My memories of Pat consist in glimmers of sunlight that came into the back room from the big yard behind her house in South Austin, where we would barbecue chicken badly, prepare for the fireworks, weather severe storms. With dogs. Always, we would watch sports. With dogs. Selecting and setting up the Christmas tree. With dogs. The exchange of small gifts. With dogs.

She took me to women’s basketball and softball games and filled me in reverently about all of the players—not just as athletes but as people—where they were from, whether they were getting good grades. She was proud of her “good kids.”

Here’s how she cared for me.
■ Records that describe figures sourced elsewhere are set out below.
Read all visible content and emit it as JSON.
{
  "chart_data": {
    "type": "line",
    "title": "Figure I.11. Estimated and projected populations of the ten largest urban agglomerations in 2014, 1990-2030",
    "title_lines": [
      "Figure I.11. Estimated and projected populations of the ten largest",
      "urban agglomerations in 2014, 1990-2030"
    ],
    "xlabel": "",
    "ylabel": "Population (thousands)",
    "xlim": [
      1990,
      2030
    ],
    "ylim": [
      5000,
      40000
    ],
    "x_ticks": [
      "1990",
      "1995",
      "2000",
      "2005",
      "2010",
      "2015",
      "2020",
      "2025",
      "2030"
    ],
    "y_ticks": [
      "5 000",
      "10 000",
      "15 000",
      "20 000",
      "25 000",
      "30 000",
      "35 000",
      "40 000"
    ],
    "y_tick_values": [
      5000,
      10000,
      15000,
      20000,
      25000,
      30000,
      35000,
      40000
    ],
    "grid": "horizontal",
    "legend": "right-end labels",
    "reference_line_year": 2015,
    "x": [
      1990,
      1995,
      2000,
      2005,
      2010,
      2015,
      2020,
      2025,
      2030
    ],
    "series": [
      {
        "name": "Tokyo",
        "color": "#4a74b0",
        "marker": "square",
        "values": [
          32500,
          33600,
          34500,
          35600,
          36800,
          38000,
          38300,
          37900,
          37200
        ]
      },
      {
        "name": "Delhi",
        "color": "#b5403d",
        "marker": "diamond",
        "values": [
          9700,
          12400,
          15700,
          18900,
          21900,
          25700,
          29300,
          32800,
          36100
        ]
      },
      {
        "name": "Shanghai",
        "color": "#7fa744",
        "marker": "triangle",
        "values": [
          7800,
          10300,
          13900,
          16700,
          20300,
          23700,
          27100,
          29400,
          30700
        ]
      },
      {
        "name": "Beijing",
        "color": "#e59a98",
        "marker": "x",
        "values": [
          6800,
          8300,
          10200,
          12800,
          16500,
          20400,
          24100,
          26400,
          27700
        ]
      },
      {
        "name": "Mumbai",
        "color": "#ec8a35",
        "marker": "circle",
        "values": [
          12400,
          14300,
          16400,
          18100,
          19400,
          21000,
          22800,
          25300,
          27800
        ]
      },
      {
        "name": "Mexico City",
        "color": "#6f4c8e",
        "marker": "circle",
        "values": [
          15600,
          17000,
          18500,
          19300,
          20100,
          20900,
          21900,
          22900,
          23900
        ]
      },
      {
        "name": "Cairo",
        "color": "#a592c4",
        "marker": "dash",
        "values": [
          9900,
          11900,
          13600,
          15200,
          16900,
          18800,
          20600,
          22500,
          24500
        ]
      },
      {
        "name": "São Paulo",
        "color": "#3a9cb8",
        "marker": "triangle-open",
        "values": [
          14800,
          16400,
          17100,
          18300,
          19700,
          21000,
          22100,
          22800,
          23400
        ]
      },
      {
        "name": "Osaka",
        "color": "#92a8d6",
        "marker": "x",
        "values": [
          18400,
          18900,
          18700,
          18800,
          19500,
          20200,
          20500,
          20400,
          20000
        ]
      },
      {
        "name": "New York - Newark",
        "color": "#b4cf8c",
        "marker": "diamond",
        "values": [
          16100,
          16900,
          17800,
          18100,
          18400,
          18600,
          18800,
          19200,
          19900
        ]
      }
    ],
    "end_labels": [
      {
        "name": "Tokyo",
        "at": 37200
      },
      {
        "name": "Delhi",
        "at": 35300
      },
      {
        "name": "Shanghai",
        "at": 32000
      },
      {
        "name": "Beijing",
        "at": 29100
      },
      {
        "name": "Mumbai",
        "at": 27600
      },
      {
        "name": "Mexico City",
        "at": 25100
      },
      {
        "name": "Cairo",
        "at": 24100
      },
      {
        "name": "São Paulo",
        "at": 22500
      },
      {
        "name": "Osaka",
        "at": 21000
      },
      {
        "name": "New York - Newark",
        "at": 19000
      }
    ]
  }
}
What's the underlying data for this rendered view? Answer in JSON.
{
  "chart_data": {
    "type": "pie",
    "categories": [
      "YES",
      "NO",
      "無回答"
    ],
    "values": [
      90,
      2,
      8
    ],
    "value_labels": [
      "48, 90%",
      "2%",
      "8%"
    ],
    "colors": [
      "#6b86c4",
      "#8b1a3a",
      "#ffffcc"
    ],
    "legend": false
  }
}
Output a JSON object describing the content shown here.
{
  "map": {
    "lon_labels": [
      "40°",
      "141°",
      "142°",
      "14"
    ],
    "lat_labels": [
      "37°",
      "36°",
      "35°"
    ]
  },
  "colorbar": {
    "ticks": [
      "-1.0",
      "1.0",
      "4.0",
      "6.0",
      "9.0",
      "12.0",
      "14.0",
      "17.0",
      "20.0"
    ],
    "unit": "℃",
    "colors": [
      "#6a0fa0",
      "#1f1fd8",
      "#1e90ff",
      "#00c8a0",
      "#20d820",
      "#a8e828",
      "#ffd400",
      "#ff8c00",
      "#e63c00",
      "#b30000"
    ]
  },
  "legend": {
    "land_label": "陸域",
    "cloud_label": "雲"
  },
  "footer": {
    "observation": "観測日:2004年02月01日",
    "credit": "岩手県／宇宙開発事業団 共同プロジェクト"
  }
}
She wanted me to slow down and live in the soft suspense of softball time, which might indeed be the feeling of living in the moment of “going together,” as Aristotle said. “Dana,” Pat said, “you need to slow down. You move too fast.” And she meant this literally and figuratively. (See above re: driving.) From our times in the yard or at the softball field to her last days, she reminded me of this lesson. When she was in nursing care, she asked to be adjusted in the bed. In a flash I was at her side and asking her to roll to one side. I pulled on her to assist. She was not entirely present, but she said, “You move too fast.” That remains her lesson for me.

I believe that Pat could spot someone who needed advice from across a crowded field. Once you proved yourself worthy, she would offer it amply.

Aristotle said, “It is natural that such friendships should be infrequent, for such people are. Such friendship requires time and familiarity, as the proverb says people cannot know each other till they have ‘eaten salt together’; nor can they admit each other to friendship or be friends until each has been found loveable and been trusted by each. A wish for friendship may arise quickly, but friendship does not.” 

Pat took time making friends and sustaining her friendships. I don’t remember the exact occasion when we met. It was through a mutual acquaintance. Pat took me on about 17 years ago when I was going through a rough time, a divorce and a series of melodramatic relationships culminating in my marriage to my beloved Katie Feyh. But in the beginning, Katie came under Pat’s close scrutiny. Katie was among the young Pat hoped to keep from error, namely, the error of breaking my heart. Katie won Pat over, of course, and became one of the people Pat held close.

At my wedding to Katie in 2006, she arrived in classic style–crisp ivory pantsuit, burgundy blouse, dancing shoes–and a wig. Pat was battling cancer then, too. She was winning that round. And she celebrated by dancing her ass off. 

Over the years Pat was a great companion—we traveled to the beach, to Houston to see art with my daughter, and to all of the breakfast joints in Austin.

She was constant in her support. She always touched base and worried if she didn’t hear back. She knew how hard her friends’ lives could be and she was always ready to lend perspective, advice, or company. She stood by me during the roughest times of my life and reminded me that I could cope. I hope that I was as true a support to her.

What I can say is this: With Pat we were better than if we went alone. Friendship is an undiminishing state of character. Pat was a character with character. She loved us well. I loved her as did we all, and these feelings are undiminished with her passing.